In the recent qualification opinion published by the European Medicines Agency (Abadie 2010), significant gaps were identified and recommendations were made on how to further the qualification claims made for the biomarkers included in the submission. These include extending qualification to females and monitoring biomarker change over time and correlating this to changing histological findings. The following articles in this series will address two of these gaps.
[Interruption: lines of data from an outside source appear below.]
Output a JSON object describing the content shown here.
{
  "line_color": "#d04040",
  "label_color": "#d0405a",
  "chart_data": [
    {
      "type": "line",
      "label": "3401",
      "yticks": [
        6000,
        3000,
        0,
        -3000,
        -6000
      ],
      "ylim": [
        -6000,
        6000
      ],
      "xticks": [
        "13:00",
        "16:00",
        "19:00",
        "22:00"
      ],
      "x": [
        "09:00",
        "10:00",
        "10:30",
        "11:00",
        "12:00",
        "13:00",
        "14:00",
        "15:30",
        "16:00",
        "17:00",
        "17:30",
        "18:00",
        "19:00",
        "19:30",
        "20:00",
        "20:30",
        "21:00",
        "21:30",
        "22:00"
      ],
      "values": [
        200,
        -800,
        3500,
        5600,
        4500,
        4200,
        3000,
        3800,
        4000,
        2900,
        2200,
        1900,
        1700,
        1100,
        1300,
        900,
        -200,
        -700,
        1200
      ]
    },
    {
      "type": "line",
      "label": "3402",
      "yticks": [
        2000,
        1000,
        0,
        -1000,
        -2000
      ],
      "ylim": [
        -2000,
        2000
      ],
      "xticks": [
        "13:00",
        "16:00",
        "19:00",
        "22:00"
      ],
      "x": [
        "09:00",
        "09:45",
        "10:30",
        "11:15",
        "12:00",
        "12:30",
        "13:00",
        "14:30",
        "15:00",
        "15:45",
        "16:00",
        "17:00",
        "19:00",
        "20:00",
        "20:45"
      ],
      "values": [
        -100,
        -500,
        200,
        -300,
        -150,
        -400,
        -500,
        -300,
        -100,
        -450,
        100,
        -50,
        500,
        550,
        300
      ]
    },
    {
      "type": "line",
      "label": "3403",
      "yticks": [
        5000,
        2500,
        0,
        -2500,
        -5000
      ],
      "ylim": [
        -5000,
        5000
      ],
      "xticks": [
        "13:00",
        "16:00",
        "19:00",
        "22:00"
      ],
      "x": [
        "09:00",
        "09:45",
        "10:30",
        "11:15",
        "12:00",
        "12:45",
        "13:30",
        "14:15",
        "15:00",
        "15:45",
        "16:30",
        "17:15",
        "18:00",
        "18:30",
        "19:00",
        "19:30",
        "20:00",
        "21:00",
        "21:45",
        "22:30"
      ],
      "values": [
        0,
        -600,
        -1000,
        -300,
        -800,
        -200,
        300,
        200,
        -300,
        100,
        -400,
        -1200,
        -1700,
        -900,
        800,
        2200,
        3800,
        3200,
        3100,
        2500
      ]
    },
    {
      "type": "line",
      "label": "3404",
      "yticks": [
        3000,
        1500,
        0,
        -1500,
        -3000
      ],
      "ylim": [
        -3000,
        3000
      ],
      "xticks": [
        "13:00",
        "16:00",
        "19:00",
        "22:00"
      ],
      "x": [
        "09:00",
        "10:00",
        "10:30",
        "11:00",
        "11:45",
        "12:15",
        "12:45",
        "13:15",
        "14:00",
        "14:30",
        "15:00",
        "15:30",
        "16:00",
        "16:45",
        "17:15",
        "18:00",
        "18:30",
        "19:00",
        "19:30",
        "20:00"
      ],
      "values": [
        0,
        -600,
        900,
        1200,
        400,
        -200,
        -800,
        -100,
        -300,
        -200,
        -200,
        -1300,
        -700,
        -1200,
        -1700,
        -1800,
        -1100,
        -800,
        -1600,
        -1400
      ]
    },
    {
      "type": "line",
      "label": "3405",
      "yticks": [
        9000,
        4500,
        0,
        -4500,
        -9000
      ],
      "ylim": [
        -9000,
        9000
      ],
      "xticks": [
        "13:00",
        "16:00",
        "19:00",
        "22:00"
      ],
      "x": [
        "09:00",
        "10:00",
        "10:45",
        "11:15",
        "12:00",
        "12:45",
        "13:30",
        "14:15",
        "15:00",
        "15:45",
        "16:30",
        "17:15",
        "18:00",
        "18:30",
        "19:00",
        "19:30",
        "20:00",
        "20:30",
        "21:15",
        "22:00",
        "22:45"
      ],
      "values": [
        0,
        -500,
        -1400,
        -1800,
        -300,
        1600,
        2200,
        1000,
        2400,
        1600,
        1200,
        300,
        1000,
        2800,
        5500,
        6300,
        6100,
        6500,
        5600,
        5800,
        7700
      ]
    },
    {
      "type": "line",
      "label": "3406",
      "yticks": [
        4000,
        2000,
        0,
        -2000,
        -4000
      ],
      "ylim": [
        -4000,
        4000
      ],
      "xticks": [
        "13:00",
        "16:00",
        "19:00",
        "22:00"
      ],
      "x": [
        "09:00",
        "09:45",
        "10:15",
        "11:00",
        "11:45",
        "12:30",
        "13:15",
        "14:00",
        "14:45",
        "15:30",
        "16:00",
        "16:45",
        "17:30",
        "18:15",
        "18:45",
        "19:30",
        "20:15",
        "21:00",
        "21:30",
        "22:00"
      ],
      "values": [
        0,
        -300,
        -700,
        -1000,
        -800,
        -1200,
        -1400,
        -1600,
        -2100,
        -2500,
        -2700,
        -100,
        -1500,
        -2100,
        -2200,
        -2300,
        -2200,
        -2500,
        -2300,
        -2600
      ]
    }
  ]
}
Specifically, the second paper will will evaluate any differences between shorter sample collection periods (that improve animal welfare) and the longer collection periods that have been used traditionally and the final article in the series addresses sex differences and asks the question, “Do biomarker changes track resolution of histopathology?”
This article reports the design, methodology, and control animal data for a large study that was designed to assess sex and collection period differences in urinary biomarkers alongside an assessment of reversibility in these biomarkers following injury. We determined the biological variation of novel urinary biomarkers both within and between individual rats and applied this data to determine RCV for each biomarker.
Footnotes
The authors declared no potential conflicts of interest with respect to the research, authorship, and/or publication of this article.
The authors received no financial support for the research, authorship, and/or publication of this article.